An Opportunity to be Better - St. Etienne - Page 1



God's Lantern and the Gothic Style Church





Metz' 800-year-old St. Etienne cathedral bathed in late-afternoon sunlight

St. Etienne


I am neither much interested in architecture nor religion, but the old churches of the United Kingdom and Europe certainly hold my attention. When it comes to beauty, I find the rococo style prevalent in Bavaria and Austria to be the most appealing. Still, the huge Norman and Gothic churches are certainly impressive.

Paris' Notre Dame, the Chartres Cathedral, York's Minster and London's Westminster Abbey are some of the best known of the latter category, but my preference is the cathedral in Metz. It is a spectacular building that in most regards outshines its more famous sister in Paris. When lit at night, St. Etiennes's 6,500 square meters of stained glass - the most of any of the world's churches - prompts her nickname "God's Lantern."

Most large stone churches are gray-to-black in color. In contrast, St. Etienne's (St.
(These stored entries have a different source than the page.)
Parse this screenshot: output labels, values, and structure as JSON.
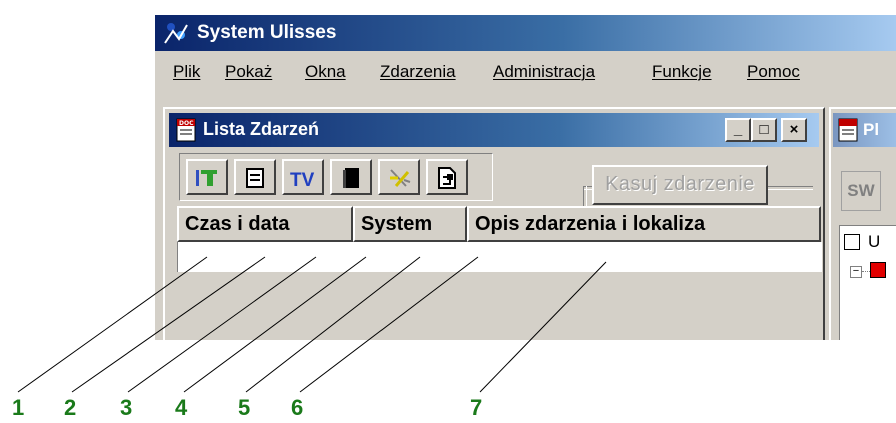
{
  "window": {
    "title": "System Ulisses"
  },
  "menu": [
    "Plik",
    "Pokaż",
    "Okna",
    "Zdarzenia",
    "Administracja",
    "Funkcje",
    "Pomoc"
  ],
  "child_window": {
    "title": "Lista Zdarzeń",
    "controls": {
      "minimize": "_",
      "maximize": "□",
      "close": "×"
    }
  },
  "toolbar_icons": [
    "filter-icon",
    "save-icon",
    "tv-icon",
    "book-icon",
    "flash-icon",
    "report-icon"
  ],
  "delete_button": {
    "label": "Kasuj zdarzenie",
    "enabled": false
  },
  "table": {
    "columns": [
      "Czas i data",
      "System",
      "Opis zdarzenia i lokaliza"
    ]
  },
  "side_window": {
    "title": "Pl",
    "button": "SW",
    "tree_root": "U"
  },
  "callouts": [
    "1",
    "2",
    "3",
    "4",
    "5",
    "6",
    "7"
  ],
  "colors": {
    "callout": "#1a7a1a",
    "titlebar": "#0a246a"
  }
}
Stephen's) is a pleasing golden hue. The color is created by the oxidized iron in the locally-quarried Jaumont limestone that has been used in many other buildings in Metz. Obtained in nearby Malancourt-la-Montagne, jaumont is a contraction of the French words jaune and montagne, meaning yellow mountain.

In 1220, Pope Honorius III gave Metz bishop Conrad de Scharfenberg permission to raise money to build a new church. Three centuries would pass before construction was complete. But those difficult early years did not have an effect on the year-long party begun in 2020 to celebrate the cathedral's 800th year.

The quarries for the cathedral limestone appear as yellow patches in the upper-left of this satellite view of the land near Metz. The locations of Fèves, the cathedral and the Residhome hotel where most of the American visitors stayed in 2019 are marked.

But various religious structures had existed at the site centuries before. When Attila the Hun burned the city to the ground in 451, it was noted that a shrine at the site dedicated to St. Etienne had managed to survive. At the time of the Pope's approval for building St. Etienne, a round-shaped church called Notre-Dame-la-Ronde stood on the site. The new structure began at the edge of the round church and continued in a northeasterly direction. Over time, changes were made to blend the two. The part from the main entrance upon which the city's summer-evening light show is projected up to the towers on each side of the nave still contain parts of the original church which was dedicated to Mary.

While its honey color and incorporation of an earlier church into its structure are out of the ordinary, St. Etienne is unusual in several other regards. While it not only has a surprising amount of stained glass, portions of the glass date to all periods of the church's existence, down to the present. The southwest-to-northeast orientation is also unusual for a Gothic church as the naves of most lie on an east-west line. It is also unusually tall and slender.

The orientation of the cathedral is hard to discern from this photo because most of Metz' streets are not aligned with the principal compass directions. However, the shadows cast by the cathedral and other buildings in this late-afternoon photo provide a clue as to which direction is west. The yellow dot to the left of the cathedral is where people congregate to watch the 11 p.m. light shows that began in the summer of 2017.